Q. When should a girl be allowed to start wearing makeup? My first-grade daughter (age 6) wants lip gloss and nail polish because girls in her class are allowed. I think they are way too young.
A. Media and even dolls are telling young girls they have to look a certain way in order to be liked. We recently read of a cosmetics company executive talking about new ways to target the "point-of-entry" market: 8- to 10-year-old girls.
That's a dangerous trend for children as young as your daughter, and we recommend a number of actions to counter it.
Work on building your daughter's sense of herself as a valuable, capable human being. Help her feel good about who she is and what she can do instead of just how she looks. One way to do that is through sports and hobbies; they can produce lifelong interests as well as self-respect.
Meanwhile, monitor what your daughter watches on TV, as well as the toys she plays with.
There's no "one size fits all" recommendation for the age to begin using makeup. We looked on the Internet, where we found plenty of lively discussions about the issue. Many of the parents seem to feel that somewhere around 13 is OK for light, reasonable makeup -- perhaps starting with tinted lip gloss. But each parent has to make the decision that's right for her or his individual child.

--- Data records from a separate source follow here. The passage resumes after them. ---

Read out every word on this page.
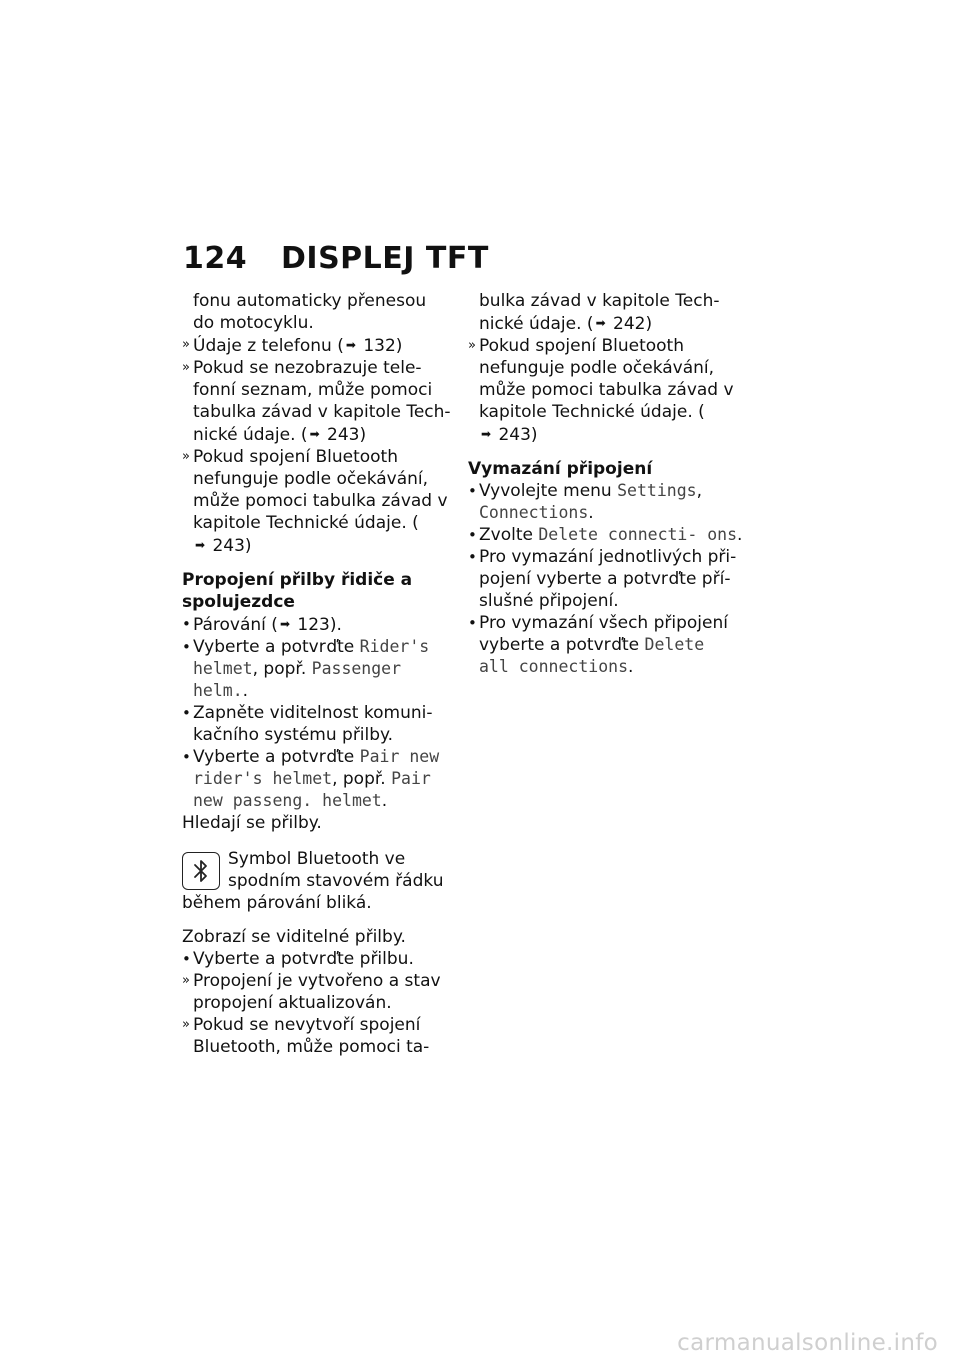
124 DISPLEJ TFT
fonu automaticky přenesou do motocyklu.
» Údaje z telefonu ( ➡ 132)
» Pokud se nezobrazuje tele- fonní seznam, může pomoci tabulka závad v kapitole Tech- nické údaje. ( ➡ 243)
» Pokud spojení Bluetooth nefunguje podle očekávání, může pomoci tabulka závad v kapitole Technické údaje. (➡ 243)
Propojení přilby řidiče a spolujezdce
• Párování ( ➡ 123).
• Vyberte a potvrďte Rider's helmet, popř. Passenger helm..
• Zapněte viditelnost komuni- kačního systému přilby.
• Vyberte a potvrďte Pair new rider's helmet, popř. Pair new passeng. helmet.
Hledají se přilby.
Symbol Bluetooth ve spodním stavovém řádku během párování bliká.
Zobrazí se viditelné přilby.
• Vyberte a potvrďte přilbu.
» Propojení je vytvořeno a stav propojení aktualizován.
» Pokud se nevytvoří spojení Bluetooth, může pomoci ta-
bulka závad v kapitole Tech- nické údaje. ( ➡ 242)
» Pokud spojení Bluetooth nefunguje podle očekávání, může pomoci tabulka závad v kapitole Technické údaje. (➡ 243)
Vymazání připojení
• Vyvolejte menu Settings, Connections.
• Zvolte Delete connecti- ons.
• Pro vymazání jednotlivých při- pojení vyberte a potvrďte pří- slušné připojení.
• Pro vymazání všech připojení vyberte a potvrďte Delete all connections.
carmanualsonline.info
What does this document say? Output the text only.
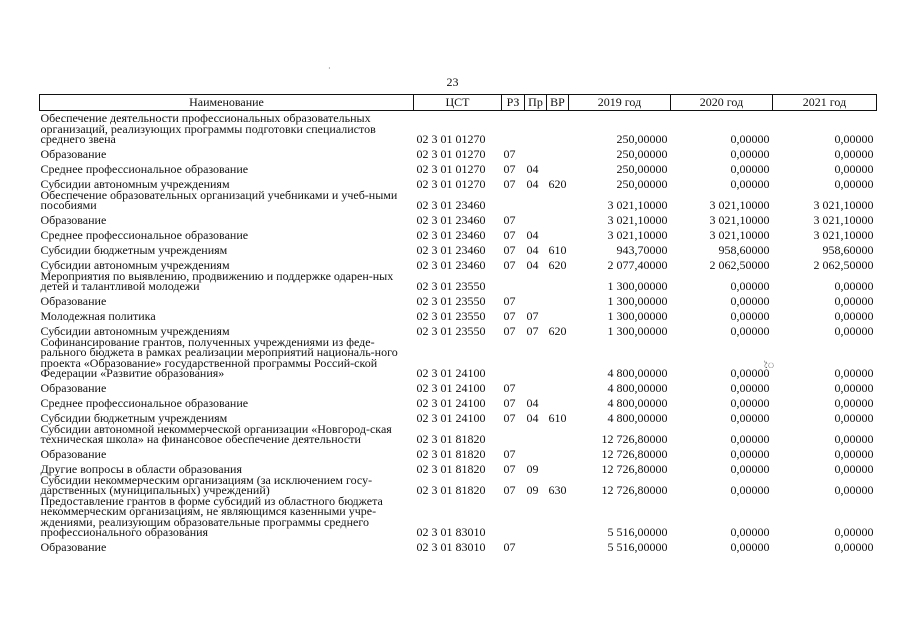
23
·
ৈ
Наименование	ЦСТ	РЗ	Пр	ВР	2019 год	2020 год	2021 год
Обеспечение деятельности профессиональных образовательных организаций, реализующих программы подготовки специалистов среднего звена	02 3 01 01270				250,00000	0,00000	0,00000
Образование	02 3 01 01270	07			250,00000	0,00000	0,00000
Среднее профессиональное образование	02 3 01 01270	07	04		250,00000	0,00000	0,00000
Субсидии автономным учреждениям	02 3 01 01270	07	04	620	250,00000	0,00000	0,00000
Обеспечение образовательных организаций учебниками и учеб-ными пособиями	02 3 01 23460				3 021,10000	3 021,10000	3 021,10000
Образование	02 3 01 23460	07			3 021,10000	3 021,10000	3 021,10000
Среднее профессиональное образование	02 3 01 23460	07	04		3 021,10000	3 021,10000	3 021,10000
Субсидии бюджетным учреждениям	02 3 01 23460	07	04	610	943,70000	958,60000	958,60000
Субсидии автономным учреждениям	02 3 01 23460	07	04	620	2 077,40000	2 062,50000	2 062,50000
Мероприятия по выявлению, продвижению и поддержке одарен-ных детей и талантливой молодежи	02 3 01 23550				1 300,00000	0,00000	0,00000
Образование	02 3 01 23550	07			1 300,00000	0,00000	0,00000
Молодежная политика	02 3 01 23550	07	07		1 300,00000	0,00000	0,00000
Субсидии автономным учреждениям	02 3 01 23550	07	07	620	1 300,00000	0,00000	0,00000
Софинансирование грантов, полученных учреждениями из феде-рального бюджета в рамках реализации мероприятий националь-ного проекта «Образование» государственной программы Россий-ской Федерации «Развитие образования»	02 3 01 24100				4 800,00000	0,00000	0,00000
Образование	02 3 01 24100	07			4 800,00000	0,00000	0,00000
Среднее профессиональное образование	02 3 01 24100	07	04		4 800,00000	0,00000	0,00000
Субсидии бюджетным учреждениям	02 3 01 24100	07	04	610	4 800,00000	0,00000	0,00000
Субсидии автономной некоммерческой организации «Новгород-ская техническая школа» на финансовое обеспечение деятельности	02 3 01 81820				12 726,80000	0,00000	0,00000
Образование	02 3 01 81820	07			12 726,80000	0,00000	0,00000
Другие вопросы в области образования	02 3 01 81820	07	09		12 726,80000	0,00000	0,00000
Субсидии некоммерческим организациям (за исключением госу-дарственных (муниципальных) учреждений)	02 3 01 81820	07	09	630	12 726,80000	0,00000	0,00000
Предоставление грантов в форме субсидий из областного бюджета некоммерческим организациям, не являющимся казенными учре-ждениями, реализующим образовательные программы среднего профессионального образования	02 3 01 83010				5 516,00000	0,00000	0,00000
Образование	02 3 01 83010	07			5 516,00000	0,00000	0,00000
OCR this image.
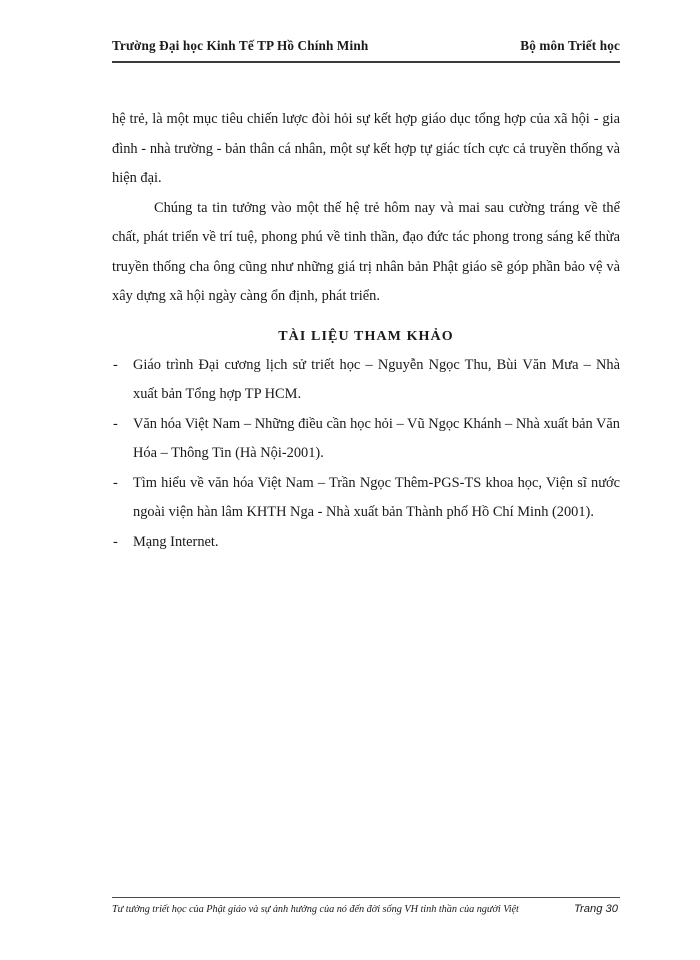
Trường Đại học Kinh Tế TP Hồ Chính Minh	Bộ môn Triết học

hệ trẻ, là một mục tiêu chiến lược đòi hỏi sự kết hợp giáo dục tổng hợp của xã hội - gia đình - nhà trường - bản thân cá nhân, một sự kết hợp tự giác tích cực cả truyền thống và hiện đại.

Chúng ta tin tưởng vào một thế hệ trẻ hôm nay và mai sau cường tráng về thể chất, phát triển về trí tuệ, phong phú về tinh thần, đạo đức tác phong trong sáng kế thừa truyền thống cha ông cũng như những giá trị nhân bản Phật giáo sẽ góp phần bảo vệ và xây dựng xã hội ngày càng ổn định, phát triển.

TÀI LIỆU THAM KHẢO
- Giáo trình Đại cương lịch sử triết học – Nguyễn Ngọc Thu, Bùi Văn Mưa – Nhà xuất bản Tổng hợp TP HCM.
- Văn hóa Việt Nam – Những điều cần học hỏi – Vũ Ngọc Khánh – Nhà xuất bản Văn Hóa – Thông Tin (Hà Nội-2001).
- Tìm hiểu về văn hóa Việt Nam – Trần Ngọc Thêm-PGS-TS khoa học, Viện sĩ nước ngoài viện hàn lâm KHTH Nga - Nhà xuất bản Thành phố Hồ Chí Minh (2001).
- Mạng Internet.
Tư tưởng triết học của Phật giáo và sự ảnh hưởng của nó đến đời sống VH tinh thần của người Việt	Trang 30
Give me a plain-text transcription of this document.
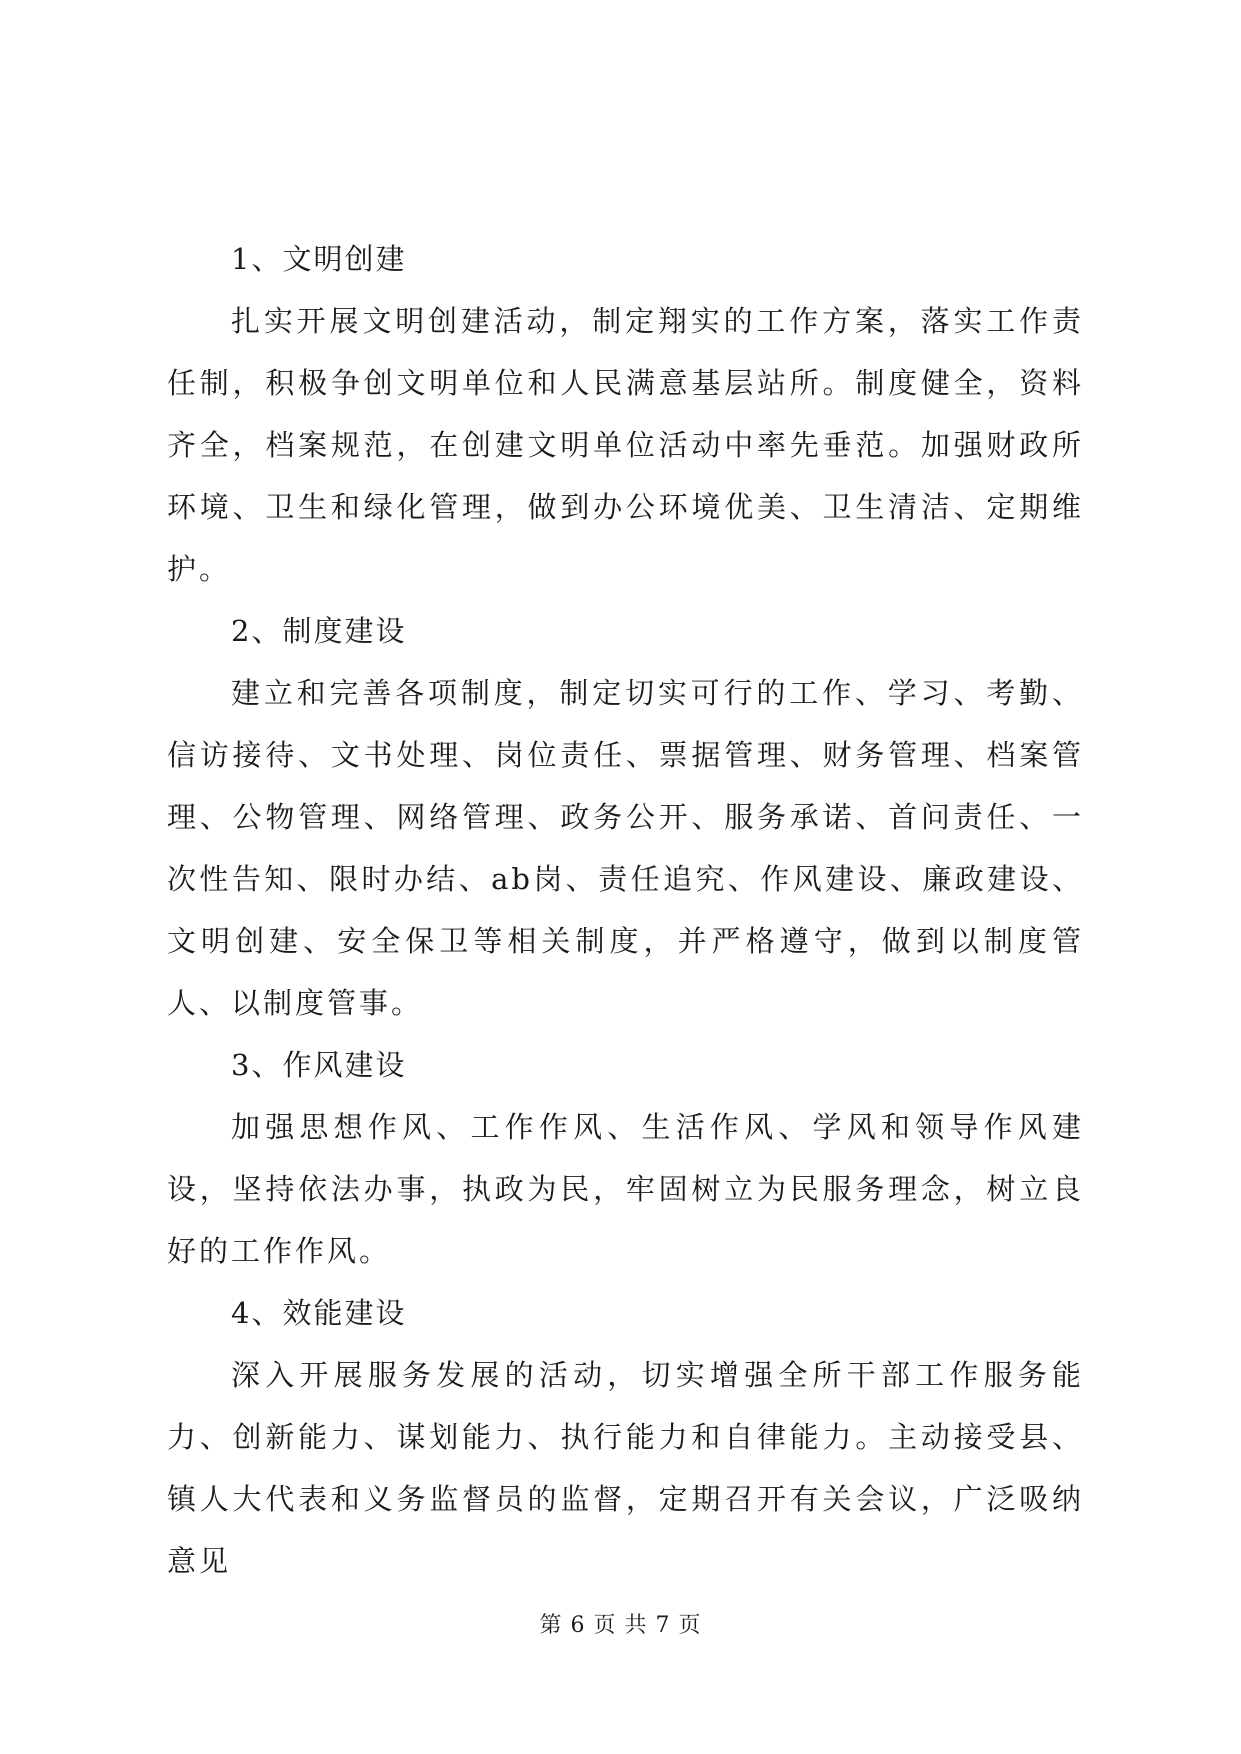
1、文明创建

扎实开展文明创建活动，制定翔实的工作方案，落实工作责任制，积极争创文明单位和人民满意基层站所。制度健全，资料齐全，档案规范，在创建文明单位活动中率先垂范。加强财政所环境、卫生和绿化管理，做到办公环境优美、卫生清洁、定期维护。

2、制度建设

建立和完善各项制度，制定切实可行的工作、学习、考勤、信访接待、文书处理、岗位责任、票据管理、财务管理、档案管理、公物管理、网络管理、政务公开、服务承诺、首问责任、一次性告知、限时办结、ab岗、责任追究、作风建设、廉政建设、文明创建、安全保卫等相关制度，并严格遵守，做到以制度管人、以制度管事。

3、作风建设

加强思想作风、工作作风、生活作风、学风和领导作风建设，坚持依法办事，执政为民，牢固树立为民服务理念，树立良好的工作作风。

4、效能建设

深入开展服务发展的活动，切实增强全所干部工作服务能力、创新能力、谋划能力、执行能力和自律能力。主动接受县、镇人大代表和义务监督员的监督，定期召开有关会议，广泛吸纳意见

第 6 页 共 7 页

A phased approach sounds workable to us. For your daughter, occasional nail polish might be a reasonable step for the next few years, and then you could add other cosmetic products at times you deem appropriate. Keep in mind that some lipsticks have recently been found to contain lead. While the amounts are minuscule, lead can pose real health risks for kids.
Think hard and make some decisions. It might be helpful to talk with the parents of your daughter's friends. Many of them are probably dealing with the same issue.
Once you've made your decisions, explain them to your daughter. Be specific about what she can and can't do, and about how that will change in the future.
Then stick to the rules. You may encounter some anger and some whining. But if you cave in, you'll be setting a precedent that won't work well later in your daughter's life, when the stakes are higher.